Khudadadi yang seharusnya berjuang di atas arena mewakili Afghanistan kini meringkuk tidak berdaya, berjuang untuk bertahan hidup dari intaian pasukan Taliban. Ia berlindung di salah satu rumah milik keluarga besarnya di kota Kabul setelah turut terjebak di sana saat kekacauan terjadi.
Keluarga besar Khudadadi terdiri atas 10 orang dan mereka kini sedang tidak memiliki cukup makanan. Situasi itu membuat Khudadadi merasa kehadirannya di Kabul menjadi beban tambahan bagi keluarga besarnya. Apa yang bisa dilakukan Khudadadi saat ini hanya berlindung sembari harap-harap cemas tak ditemukan pasukan Taliban.
Ada ketakutan yang berkembang di kalangan atlet di Afghanistan, terutama atlet perempuan. Sebab, mereka akan menjadi sasaran bagi pasukan Taliban untuk dihukum.
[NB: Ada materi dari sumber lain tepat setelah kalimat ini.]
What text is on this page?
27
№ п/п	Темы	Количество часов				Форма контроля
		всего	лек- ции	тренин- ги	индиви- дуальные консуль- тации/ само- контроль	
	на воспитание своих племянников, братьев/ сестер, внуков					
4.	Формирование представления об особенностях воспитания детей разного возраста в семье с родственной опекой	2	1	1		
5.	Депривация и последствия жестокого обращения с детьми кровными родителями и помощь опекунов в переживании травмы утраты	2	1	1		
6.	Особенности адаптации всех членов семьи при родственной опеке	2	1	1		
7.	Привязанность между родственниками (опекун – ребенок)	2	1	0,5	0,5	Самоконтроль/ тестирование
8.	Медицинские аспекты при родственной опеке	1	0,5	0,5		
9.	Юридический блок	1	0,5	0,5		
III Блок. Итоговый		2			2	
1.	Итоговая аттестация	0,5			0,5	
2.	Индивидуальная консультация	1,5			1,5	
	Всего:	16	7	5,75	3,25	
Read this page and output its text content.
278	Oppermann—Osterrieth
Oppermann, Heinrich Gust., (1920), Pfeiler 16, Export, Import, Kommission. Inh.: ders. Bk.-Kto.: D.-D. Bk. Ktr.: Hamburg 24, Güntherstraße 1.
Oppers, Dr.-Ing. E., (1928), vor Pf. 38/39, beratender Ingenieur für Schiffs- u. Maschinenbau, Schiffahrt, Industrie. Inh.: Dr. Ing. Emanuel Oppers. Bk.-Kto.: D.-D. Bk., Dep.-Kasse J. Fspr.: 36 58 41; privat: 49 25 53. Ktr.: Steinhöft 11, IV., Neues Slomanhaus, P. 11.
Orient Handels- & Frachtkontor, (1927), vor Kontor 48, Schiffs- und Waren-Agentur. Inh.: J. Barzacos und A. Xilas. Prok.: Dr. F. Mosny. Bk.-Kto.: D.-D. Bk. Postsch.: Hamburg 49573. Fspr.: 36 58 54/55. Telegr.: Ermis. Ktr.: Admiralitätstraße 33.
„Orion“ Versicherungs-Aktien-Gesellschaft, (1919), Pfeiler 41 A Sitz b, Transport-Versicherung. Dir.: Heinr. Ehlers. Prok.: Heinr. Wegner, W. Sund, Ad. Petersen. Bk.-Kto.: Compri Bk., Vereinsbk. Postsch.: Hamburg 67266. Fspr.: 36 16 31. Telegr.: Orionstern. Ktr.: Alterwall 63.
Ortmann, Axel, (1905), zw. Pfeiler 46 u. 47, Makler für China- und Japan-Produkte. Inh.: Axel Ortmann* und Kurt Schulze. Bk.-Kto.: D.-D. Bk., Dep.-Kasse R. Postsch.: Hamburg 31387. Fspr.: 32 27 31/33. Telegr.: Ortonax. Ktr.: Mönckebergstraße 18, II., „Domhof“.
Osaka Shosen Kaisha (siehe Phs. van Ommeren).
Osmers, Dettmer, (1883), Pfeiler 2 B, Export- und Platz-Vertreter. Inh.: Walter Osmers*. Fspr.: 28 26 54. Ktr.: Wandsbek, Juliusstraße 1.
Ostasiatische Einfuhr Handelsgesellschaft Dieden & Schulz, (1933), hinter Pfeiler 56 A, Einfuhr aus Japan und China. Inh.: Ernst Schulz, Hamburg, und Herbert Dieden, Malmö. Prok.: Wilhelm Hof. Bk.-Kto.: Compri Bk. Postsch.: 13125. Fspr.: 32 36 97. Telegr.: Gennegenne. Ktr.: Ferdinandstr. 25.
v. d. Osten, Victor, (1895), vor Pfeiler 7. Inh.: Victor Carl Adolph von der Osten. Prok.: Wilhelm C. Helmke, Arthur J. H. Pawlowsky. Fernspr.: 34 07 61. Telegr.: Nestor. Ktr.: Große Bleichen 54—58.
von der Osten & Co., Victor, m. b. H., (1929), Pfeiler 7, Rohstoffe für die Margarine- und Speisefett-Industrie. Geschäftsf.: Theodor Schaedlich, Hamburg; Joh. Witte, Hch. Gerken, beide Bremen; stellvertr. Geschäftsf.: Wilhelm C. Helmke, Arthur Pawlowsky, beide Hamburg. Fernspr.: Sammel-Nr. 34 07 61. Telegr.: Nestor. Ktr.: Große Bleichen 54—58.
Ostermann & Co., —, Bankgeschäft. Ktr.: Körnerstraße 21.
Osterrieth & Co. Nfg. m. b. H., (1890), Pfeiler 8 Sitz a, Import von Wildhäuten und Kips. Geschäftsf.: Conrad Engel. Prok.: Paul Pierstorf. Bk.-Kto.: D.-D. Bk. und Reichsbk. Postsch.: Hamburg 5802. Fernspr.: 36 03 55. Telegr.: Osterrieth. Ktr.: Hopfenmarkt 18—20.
Di kota-kota lain di Afghanistan, Taliban dilaporkan telah menyusun daftar nama dan alamat warga. Mereka kemudian pergi mengetuk pintu rumah penduduk satu per satu untuk menemukan pejabat pemerintah, jurnalis, aktivis, dan mereka yang bekerja dengan pasukan sekutu.
”Zakia mengatakan sangat takut untuk pergi ke luar rumah karena akan sangat berbahaya jika Taliban mengenalinya sebagai atlet Paralimpiade,” ujar Arian Sadiqi dari Komite Paralimpiade Afghanistan yang ditunjuk sebagai Ketua Kontingen Afghanistan.
Keluarga inti Khudadadi bermukim di kota Herat. Kota itu termasuk salah satu kota yang paling awal direbut tentara Taliban. Ketika Herat jatuh ke tangan Taliban, Khudadadi dengan berat hati meninggalkan orangtuanya di sana. Ia kemudian menuju ke Kabul untuk melanjutkan latihan dan mempersiapkan diri jelang keberangkatan ke Tokyo.
Namun, tanpa disangka-sangka, serbuan pasukan Taliban berlangsung lebih cepat dari yang diperkirakan. Mereka bisa segera menguasai Kabul dan memicu kekacauan di ibu kota Afghanistan tersebut. Warga Kabul beramai-ramai melarikan diri sehingga menyebabkan kepadatan serta situasi tak terkendali di bandara.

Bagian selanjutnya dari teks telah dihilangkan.